五常那里有站小巷,五常那条有站的小巷
站台与巷口
五常那里有站小巷,这地方要是不留心,真就从眼皮子底下溜过去了。我说的这个“站”,可不是咱们常见的大站台,它就是路边一个孤零零的公交牌子,漆都掉了一半,杵在那儿有些年头了。而“小巷”呢,就在这站牌背后,窄得只容得下两个人并排走,要是推着自行车迎面碰上,还得侧着身子客气一番。
我第一次注意到五常那条有站的小巷,纯粹是个意外。那天公交车改道,把我扔在这个不熟悉的站台。正茫然四顾呢,一回头,就望见了那条巷子。巷口晾着几件衣裳,在微风里轻轻晃着,传来一阵若有若无的饭菜香。也不知怎么的,我这脚就不自觉地挪了进去。
巷子虽窄,里头却别有洞天。青石板路被磨得发亮,墙角蹲着打盹的花猫,听见脚步声,只是懒洋洋地抬了下眼皮。往里走几步,就能看见那家开了二十多年的理发店,老师傅正给人修面,手法稳当得很。隔壁是间杂货铺,油盐酱醋摆得满满当当,老板娘坐在小马扎上,一边摘豆角一边和路过的人打招呼。这光景,让人心里一下子就静了下来。
老陈的修车摊
再往深处去,有个更不起眼的角落——老陈的修车摊。这是个真正意义上的摊儿,就一辆叁轮车,工具摆得整整齐齐。老陈在这五常那里有站小巷摆了十几年摊,街坊邻居的车铃不响了,车胎瘪了,头一个想到的就是他。
我那天正好自行车有点小毛病,就蹲在旁边看他忙活。老陈话不多,但手艺没得说,叁下两下就找到了毛病。“小问题,”他头也不抬,“这巷子窄,可来来往往的人实在,车也骑得省心。”他拧紧最后一个螺丝,用棉纱擦擦手,那动作不紧不慢的,好像时间到了他这儿,也跟着放慢了脚步。
后来我常从那儿过,发现老陈的摊子不只是修车。谁家钥匙忘带了,临时放他这儿;下雨了,没带伞的邻居来躲会儿雨;就连谁家孩子放学早了,也在这小板凳上写作业,等家长下班。这小小的修车摊,倒成了五常那条有站的小巷里一个不成文的驿站。
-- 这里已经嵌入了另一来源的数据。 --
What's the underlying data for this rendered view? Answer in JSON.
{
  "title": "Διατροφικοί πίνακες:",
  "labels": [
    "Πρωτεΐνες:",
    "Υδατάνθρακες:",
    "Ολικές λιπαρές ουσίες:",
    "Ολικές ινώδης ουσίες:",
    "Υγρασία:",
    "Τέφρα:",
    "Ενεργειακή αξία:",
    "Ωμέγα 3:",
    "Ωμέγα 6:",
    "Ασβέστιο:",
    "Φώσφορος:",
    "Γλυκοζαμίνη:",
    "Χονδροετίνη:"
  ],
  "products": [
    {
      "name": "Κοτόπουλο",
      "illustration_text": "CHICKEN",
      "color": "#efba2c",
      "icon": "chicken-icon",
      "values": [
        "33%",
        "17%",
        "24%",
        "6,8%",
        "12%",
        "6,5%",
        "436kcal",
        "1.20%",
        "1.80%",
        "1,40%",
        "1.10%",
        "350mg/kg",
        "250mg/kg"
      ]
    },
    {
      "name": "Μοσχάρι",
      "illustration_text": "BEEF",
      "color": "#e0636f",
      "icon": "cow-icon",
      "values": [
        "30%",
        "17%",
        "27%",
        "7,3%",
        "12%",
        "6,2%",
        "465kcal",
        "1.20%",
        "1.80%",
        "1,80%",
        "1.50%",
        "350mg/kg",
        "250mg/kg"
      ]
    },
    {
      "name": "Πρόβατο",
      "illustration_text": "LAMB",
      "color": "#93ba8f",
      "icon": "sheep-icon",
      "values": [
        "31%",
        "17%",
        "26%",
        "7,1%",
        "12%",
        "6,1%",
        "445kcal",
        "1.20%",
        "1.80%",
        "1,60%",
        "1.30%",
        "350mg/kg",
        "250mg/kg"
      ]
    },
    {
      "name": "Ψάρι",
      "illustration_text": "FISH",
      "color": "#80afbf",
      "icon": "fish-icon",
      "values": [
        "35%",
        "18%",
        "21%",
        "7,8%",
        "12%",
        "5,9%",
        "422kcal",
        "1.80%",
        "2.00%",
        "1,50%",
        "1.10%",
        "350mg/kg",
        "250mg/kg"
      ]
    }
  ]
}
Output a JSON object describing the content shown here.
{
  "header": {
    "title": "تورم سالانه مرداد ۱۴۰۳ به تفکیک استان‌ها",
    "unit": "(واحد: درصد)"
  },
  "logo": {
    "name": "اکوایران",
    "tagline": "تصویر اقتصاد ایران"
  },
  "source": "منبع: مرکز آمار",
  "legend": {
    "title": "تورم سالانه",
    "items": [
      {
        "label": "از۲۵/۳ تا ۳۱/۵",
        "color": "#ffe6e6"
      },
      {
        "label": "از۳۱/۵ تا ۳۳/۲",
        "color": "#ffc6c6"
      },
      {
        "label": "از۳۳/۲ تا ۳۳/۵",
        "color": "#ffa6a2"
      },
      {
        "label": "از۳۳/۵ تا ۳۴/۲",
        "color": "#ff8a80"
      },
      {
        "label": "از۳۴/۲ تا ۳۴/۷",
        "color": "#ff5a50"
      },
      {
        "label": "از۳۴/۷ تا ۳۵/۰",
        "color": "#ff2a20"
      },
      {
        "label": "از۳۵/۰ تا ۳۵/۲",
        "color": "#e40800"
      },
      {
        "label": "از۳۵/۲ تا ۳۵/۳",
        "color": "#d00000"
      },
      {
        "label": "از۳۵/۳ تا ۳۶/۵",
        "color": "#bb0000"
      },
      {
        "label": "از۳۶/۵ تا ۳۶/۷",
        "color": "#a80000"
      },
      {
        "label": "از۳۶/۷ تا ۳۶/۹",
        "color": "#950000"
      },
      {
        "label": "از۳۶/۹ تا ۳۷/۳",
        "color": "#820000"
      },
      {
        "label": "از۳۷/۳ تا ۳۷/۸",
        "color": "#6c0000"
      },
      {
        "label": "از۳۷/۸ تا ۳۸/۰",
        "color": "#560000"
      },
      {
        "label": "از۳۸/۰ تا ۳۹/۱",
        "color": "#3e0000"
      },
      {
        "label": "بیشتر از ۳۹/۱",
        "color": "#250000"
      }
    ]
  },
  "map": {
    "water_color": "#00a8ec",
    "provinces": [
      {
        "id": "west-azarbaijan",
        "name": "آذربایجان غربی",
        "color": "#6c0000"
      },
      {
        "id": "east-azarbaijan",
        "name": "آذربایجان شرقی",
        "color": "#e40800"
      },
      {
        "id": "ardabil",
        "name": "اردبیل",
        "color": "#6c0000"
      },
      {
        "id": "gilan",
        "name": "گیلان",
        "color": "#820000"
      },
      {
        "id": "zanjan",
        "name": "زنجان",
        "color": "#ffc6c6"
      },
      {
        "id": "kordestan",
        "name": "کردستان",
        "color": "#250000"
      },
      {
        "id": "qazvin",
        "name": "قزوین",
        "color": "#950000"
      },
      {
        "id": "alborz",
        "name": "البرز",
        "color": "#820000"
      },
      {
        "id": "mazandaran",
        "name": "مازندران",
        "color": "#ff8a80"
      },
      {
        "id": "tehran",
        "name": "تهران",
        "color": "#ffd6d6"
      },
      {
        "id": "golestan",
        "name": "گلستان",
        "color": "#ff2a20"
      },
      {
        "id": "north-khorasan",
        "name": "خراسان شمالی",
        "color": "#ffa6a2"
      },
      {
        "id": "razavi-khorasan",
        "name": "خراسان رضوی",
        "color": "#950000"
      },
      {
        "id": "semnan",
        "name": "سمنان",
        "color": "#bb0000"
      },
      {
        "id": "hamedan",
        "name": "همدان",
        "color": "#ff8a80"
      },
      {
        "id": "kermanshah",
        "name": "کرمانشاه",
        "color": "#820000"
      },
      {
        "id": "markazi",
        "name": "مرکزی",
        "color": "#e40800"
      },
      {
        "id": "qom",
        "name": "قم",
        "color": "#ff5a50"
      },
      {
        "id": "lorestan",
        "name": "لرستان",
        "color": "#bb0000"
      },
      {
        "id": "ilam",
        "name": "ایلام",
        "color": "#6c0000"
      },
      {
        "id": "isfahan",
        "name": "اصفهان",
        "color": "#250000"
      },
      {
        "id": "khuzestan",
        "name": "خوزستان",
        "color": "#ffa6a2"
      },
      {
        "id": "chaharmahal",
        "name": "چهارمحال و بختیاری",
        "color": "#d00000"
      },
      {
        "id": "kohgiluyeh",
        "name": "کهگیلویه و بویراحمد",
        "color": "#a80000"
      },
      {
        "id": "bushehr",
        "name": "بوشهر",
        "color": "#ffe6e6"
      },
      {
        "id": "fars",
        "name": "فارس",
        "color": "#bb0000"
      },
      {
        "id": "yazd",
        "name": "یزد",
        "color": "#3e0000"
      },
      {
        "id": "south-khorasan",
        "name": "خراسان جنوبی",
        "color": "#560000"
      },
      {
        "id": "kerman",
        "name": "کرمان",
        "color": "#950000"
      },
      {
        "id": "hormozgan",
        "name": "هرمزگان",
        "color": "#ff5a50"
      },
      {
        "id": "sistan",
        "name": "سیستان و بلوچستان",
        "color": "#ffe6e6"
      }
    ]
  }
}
有一回我忍不住问老陈,就没想过换个宽敞点的地方?他咧嘴一笑:“这儿挺好,大家熟门熟路的。你看这巷子,虽说不起眼,可该有的全有了。”这话让我愣了半晌,是啊,这条看似普通的巷子,不就是很多人日复一日的生活吗?
巷子里的叁餐四季
五常那里有站小巷最有味的,还是它的烟火气。清晨天还没大亮,送奶工的自行车铃声就清脆地响起来;接着是早点铺子拉卷帘门的声音,炸油条的香味飘得满巷都是。到了傍晚,下班的人拎着菜匆匆往里走,窗户里传出炒菜的刺啦声,还有各家呼唤孩子回家吃饭的喊声。
夏天的傍晚,巷子就格外热闹。老人们摇着蒲扇坐在自家门口,棋盘一拍,就是一个小小的江湖。孩子们在巷子里追跑打闹,笑声能传出老远。而到了冬天,巷子就显得安静些,但窗户里透出的灯光格外温暖,那热气在冷空气里结成白雾,看着就让人心生暖意。
我后来搬了家,离五常那条有站的小巷远了,可偶尔还会特意坐车到那个站台,走进巷子里转转。理发店的老师傅还在,见到我还认得;杂货铺的老板娘还是会笑着问一句“回来啦”;老陈的修车摊前,总还是围着几个闲聊的人。
这条藏在站牌后面的小巷,它没什么特别的景致,没有响亮的名头,就是普普通通的市井生活。但你说怪不怪,就是这样寻常的巷子,反而让人记挂。它就像城市褶皱里藏着的一页旧书签,不经意翻到了,就能读到一段踏实温暖的日子。每次从五常那里有站小巷走出来,回到车水马龙的大街上,心里都好像被什么东西填满了,走起路来,脚步都踏实几分。